When choosing a side hustle, people’s priorities vary. A third, 34%, of scammers prioritize a concert with a flexible schedule, according to an October 2020 DollarSprout survey of 500 people with parallel concerts, while 20% favor remuneration.
But by far what matters most is having fun at work, which for 42% is their No. 1 priority.
People’s hobbies and passions vary. If you have a creative flair and are looking to turn it into a income stream, there is no shortage of platforms to try. If you enjoy making music, for example, consider offering your services on sites like Fiverr or Twitch.
Here are three people who turned their love of music into money making scams.
Sereda, who performs only under his first name, has spent years meeting with label executives in Los Angeles in hopes of finding representation to jump-start his songwriting career. “I came to LA with a dream, and I pretty much failed,” she already told Grow.
In May 2019, a friend told him about livestreaming platform Twitch, historically dedicated to video game streamers, and suggested he start livestreaming his songwriting and production process. His work was a success. Sereda now has 275,000 subscribers on his channel.
“It attracted an audience of people who love that magical eureka moment where the perfect melody hits the perfect instrumental,” she said.
Twitch allows users to monetize their channels in many ways, including paid subscriptions and sponsorships. As of September 2021, Sereda’s hours of streaming and dedicated fanbase have helped her bring in as much as $4,500 per month.
Nick Ortega, 26, started playing music as a child. He took piano lessons for 10 years and learned to use music production software while still in high school. While in college, he formed a synth pop duo, PRXZM, and the band began touring immediately after graduating in 2017.
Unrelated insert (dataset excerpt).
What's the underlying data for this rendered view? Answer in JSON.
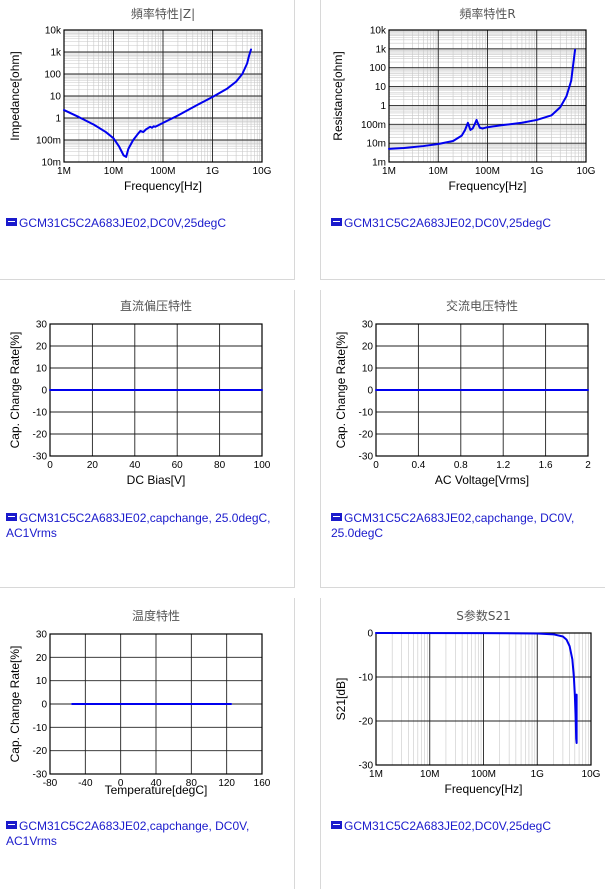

Ortega had just moved to Los Angeles in February 2020 when the pandemic hit. He had created a Fiverr profile in 2019 and picked up a few production gigs, but with the shutdown of live performances – a key source of income – he decided to upgrade his Fiverr profile. He hoped to use it to make up for lost money from touring.
“Of the,” he already told Grow“Orders have really started coming in.”
For the past few years, Ortega has been able to take on production gigs creating music for DJs, YouTubers, and companies like Hermes. As of March 2022, he had made nearly $200,000 in total on the site.
Michael Burton, 37, has always been a rapper. “I actually got kicked off the basketball team in 10th grade,” the native Texan said already said Grow“and I just had a semester to do nothing. So me and my cousin were like, you wanna try rapping?”
Throughout high school, college, and various call center jobs after college, Burton was still rapping. “It’s always what I do on my breaks, in my free time, on the weekends,” he said. “It never stopped.” But he didn’t know how or if he could make a living doing this.
Burton created a profile on Fiverr in 2015 to try and advertise his services as a rapper. It took a few years to figure out the best way to write for people’s different needs, but by 2017, he was making $3,000 a month from the site.
These days, Burton writes bars for a variety of requests, including birthday raps, cheerleading raps, and even raps for the Netflix show “Dogs of Berlin.” As of March 2022, these various gigs are helping him bring in between $7,000 and $9,000 a month doing what he loves.